Teğmen ve kendini okutan kitap

Teğmen ve kendini okutan kitap

Bediüzzaman Said Nursi'nin hayatını romanlaştıran İslam Yaşar'ın kaleminden, bir teğmenin kendini okutan kitaplarla buluşması...

İslam Yaşar'ın yazısı:

Risâle-i Nur dersleri…

İnsanla kitaptan meydana gelen ve memleketin her yerinde her gün yaşanan canlı birer hayat tablosu bu dersler. İnsan kitabı okusa, dinlese de kitap insana hâkim olur ve hayatı şekillendirir.

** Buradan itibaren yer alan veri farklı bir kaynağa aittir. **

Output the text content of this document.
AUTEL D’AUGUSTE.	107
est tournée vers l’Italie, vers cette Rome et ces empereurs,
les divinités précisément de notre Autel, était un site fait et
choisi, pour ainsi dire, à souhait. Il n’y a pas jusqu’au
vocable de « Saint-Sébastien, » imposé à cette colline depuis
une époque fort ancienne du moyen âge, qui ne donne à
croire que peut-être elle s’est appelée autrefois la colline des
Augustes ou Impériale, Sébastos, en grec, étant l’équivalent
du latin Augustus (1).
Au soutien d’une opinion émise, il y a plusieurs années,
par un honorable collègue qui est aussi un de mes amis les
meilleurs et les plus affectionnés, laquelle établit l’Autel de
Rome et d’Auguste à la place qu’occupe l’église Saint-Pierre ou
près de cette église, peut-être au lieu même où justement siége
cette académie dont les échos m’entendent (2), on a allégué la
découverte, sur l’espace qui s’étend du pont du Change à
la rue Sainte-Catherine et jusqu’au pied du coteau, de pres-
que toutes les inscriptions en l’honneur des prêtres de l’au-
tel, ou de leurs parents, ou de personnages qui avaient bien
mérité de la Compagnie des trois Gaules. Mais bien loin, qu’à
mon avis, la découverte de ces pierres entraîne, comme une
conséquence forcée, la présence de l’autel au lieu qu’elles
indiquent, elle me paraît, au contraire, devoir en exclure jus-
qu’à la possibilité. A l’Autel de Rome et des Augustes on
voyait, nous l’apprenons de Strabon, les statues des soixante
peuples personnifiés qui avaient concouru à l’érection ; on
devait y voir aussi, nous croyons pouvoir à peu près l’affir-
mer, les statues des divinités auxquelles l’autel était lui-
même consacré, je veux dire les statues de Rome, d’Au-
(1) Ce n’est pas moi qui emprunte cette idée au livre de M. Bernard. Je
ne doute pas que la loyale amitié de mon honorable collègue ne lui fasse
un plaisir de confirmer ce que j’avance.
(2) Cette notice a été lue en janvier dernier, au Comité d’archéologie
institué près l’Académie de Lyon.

İnsanlar değişse de kitaplar değişmez. Okunan bahisleri eskilerin iştiyakla, yenilerin de merakla takip etmeleri neticesinde, uhuvvet hissiyle birbirine bağlanan insanlardan müteşekkil müsterih bir cemaat meydana gelir.

Ne var ki her intizamlı, insicamlı, canlı, heyecanlı, verimli ve semereli topluluklarda olduğu gibi, çok geçmeden onların arasına da ‘nevzuhur’ tâbir ettikleri sinsi sîmalar sızar. Nur müdebbirleri okunanları dinlemekten ziyade konuşulanlara kulak kabartan ve kitaplardan çok insanlara dikkat eden o şahısları ilk bakışta teşhis ederler ama tedbir mülâhazasıyla da olsa derslerin akışında herhangi bir değişiklik yapmazlar.

Nur hareketinin dışa açılma hamleleri sırasında kolayca aralarına sızan ve Nurcuları mahkûm, Nurları müsadere ettirecek deliller toplamaya çalışan ajanlar da fark edildiklerini sezince, kendilerini kamufle etme gayreti içine girerler.

O gün de her zamanki gibi erken gelerek herkesi rahatça gözetleyebileceği bir köşeye oturan ve dikkatle ders dinliyormuş gibi yapan sivil kıyafetli teğmen, Risâle-i Nurları okuyup yazmanın faziletini anlatan bir bahis okunmaya başlanınca işine yarayacak malzeme bulma hevesiyle dikkat kesildi.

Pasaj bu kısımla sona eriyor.